A la fin de la séquence, le voile poussiéreux de la comète - sa « chevelure » - s’étire d’environ 1300 kilomètres dans l’espace. En comparaison, le noyau ne mesure approximativement que 4 kilomètres de diamètre, et n’est pas encore « visible ».

La chevelure de la comète se développe alors que celle-ci se rapproche progressivement du Soleil sur son orbite d’une durée de 6,5 années.

photo : ESA/Rosetta/MPS for OSIRIS Team MPS/UPD/LAM/IAA/SSO/INTA/UPM/DASP/IDA

 

 

 

Même si elle se trouve encore à plus de 600 millions de kilomètres du Soleil - plus de quatre fois la distance entre la Terre et le Soleil – sa surface a déjà commencé à se réchauffer, ce qui sublime la glace de surface et fait s’échapper le gaz de son noyau formé de roches et de glace. Lorsque le gaz s’échappe, il emmène avec lui dans l’espace un nuage de minuscules particules de poussière, qui s’étirent lentement pour former la chevelure.

Alors que la comète continue de se rapprocher du Soleil, le réchauffement se poursuit, l’activité augmente, et la pression des vents solaires va finalement faire en sorte que les matériaux forment une longue traine.

 

Rosetta et la comète passeront au plus près du Soleil en août 2015, entre les orbites de la Terre et de Mars.

L’activité qui débute offre aujourd’hui aux scientifiques l’opportunité d’étudier la production de la poussière et la structure de la chevelure avant même de s’en approcher.

« Elle commence à ressembler véritablement à une comète, » déclare Holger Sierks, chercheur principal de l’instrument OSIRIS, le système d’imagerie optique, spectroscopique et infrarouge à distance, depuis l’Institut Max-Planck de recherche sur le Système Solaire situé en Allemagne.

« Difficile de croire que d’ici quelques mois, Rosetta sera profondément enfouie dans ce nuage de poussières et en route vers ce qui est à l’origine de l’activité de la comète. »

En outre, le suivi des changements périodiques de luminosité révèle que le noyau tourne toutes les 12,4 heures - environ 20 minutes de moins qu’on le pensait auparavant.

« Ces observations initiales nous aident à développer des modèles de la comète, qui seront essentiels pour nous aider à naviguer autour de celle-ci lorsque nous nous en rapprocherons, » explique Sylvain Lodiot, responsable ESA des opérations sur Rosetta).

OSIRIS et les caméras dédiées à la navigation du véhicule prennent régulièrement des photos pour aider à déterminer la trajectoire exacte de Rosetta par rapport à la comète.
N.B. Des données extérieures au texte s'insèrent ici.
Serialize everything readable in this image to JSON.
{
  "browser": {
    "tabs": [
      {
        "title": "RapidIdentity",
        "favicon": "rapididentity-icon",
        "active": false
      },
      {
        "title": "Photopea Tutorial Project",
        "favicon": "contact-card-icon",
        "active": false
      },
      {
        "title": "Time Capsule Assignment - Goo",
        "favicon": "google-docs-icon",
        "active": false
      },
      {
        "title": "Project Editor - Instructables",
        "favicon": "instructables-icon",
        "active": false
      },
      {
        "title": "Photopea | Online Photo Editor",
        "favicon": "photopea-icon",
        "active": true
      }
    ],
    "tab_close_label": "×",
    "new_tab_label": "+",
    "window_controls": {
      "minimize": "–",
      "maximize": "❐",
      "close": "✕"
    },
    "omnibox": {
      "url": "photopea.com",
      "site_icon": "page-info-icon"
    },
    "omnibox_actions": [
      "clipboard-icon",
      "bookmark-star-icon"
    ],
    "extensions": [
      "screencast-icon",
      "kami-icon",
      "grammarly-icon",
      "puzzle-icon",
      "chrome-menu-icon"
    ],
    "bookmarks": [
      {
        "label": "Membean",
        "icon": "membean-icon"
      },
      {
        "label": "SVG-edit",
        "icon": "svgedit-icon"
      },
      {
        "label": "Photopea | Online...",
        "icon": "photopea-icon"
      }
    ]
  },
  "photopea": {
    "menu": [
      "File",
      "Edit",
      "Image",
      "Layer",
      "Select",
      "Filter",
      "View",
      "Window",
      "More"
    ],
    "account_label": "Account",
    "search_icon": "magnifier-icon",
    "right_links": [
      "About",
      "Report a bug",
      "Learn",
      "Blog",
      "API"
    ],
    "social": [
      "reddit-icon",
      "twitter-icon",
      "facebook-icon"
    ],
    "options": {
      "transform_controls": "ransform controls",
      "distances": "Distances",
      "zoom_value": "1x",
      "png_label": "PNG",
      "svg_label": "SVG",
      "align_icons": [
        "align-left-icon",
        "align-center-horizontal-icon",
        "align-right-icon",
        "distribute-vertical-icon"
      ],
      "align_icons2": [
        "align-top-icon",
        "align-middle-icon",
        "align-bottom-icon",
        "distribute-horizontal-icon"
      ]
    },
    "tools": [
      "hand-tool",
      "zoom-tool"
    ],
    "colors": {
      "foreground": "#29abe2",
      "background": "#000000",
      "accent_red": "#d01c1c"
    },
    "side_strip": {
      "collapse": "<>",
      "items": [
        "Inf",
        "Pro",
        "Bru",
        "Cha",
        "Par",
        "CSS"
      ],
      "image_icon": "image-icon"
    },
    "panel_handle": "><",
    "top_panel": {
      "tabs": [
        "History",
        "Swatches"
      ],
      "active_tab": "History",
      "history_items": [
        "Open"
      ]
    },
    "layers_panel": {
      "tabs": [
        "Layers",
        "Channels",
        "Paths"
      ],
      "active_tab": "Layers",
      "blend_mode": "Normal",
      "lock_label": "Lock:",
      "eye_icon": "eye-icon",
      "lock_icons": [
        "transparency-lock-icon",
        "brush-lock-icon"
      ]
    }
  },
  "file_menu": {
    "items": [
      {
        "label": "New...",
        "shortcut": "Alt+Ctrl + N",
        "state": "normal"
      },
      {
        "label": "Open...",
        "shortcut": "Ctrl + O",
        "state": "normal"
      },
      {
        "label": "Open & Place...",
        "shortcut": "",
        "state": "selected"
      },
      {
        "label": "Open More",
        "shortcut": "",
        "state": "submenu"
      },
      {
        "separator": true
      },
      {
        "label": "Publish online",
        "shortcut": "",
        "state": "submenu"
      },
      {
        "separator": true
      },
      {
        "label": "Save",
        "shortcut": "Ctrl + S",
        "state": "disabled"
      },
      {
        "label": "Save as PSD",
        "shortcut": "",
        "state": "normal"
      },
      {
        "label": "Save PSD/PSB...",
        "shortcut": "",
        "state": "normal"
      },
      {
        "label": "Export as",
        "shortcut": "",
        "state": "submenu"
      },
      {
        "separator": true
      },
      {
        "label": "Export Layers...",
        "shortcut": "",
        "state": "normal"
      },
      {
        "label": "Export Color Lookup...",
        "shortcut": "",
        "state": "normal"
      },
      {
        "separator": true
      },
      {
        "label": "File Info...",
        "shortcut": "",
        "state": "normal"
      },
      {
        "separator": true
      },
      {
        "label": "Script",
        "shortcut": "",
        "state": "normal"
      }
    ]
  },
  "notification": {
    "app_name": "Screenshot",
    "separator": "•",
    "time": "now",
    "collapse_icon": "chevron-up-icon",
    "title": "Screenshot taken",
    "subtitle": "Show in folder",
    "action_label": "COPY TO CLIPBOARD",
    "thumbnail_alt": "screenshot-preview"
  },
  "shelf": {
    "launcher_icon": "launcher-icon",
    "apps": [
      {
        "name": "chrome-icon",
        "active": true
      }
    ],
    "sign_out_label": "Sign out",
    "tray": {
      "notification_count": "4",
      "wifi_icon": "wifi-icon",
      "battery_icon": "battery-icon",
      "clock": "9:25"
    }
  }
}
Avec l’aide de ces informations, le véhicule a déjà commencé une série de manœuvres qui l’aligneront lentement avec la comète en préparation du rendez-vous qui se déroulera la première semaine d’août.

Des observations scientifiques détaillées permettront alors de trouver pour l’atterrisseur Philae l’endroit le plus approprié sur la surface de la comète en vue de sa descente au mois de novembre.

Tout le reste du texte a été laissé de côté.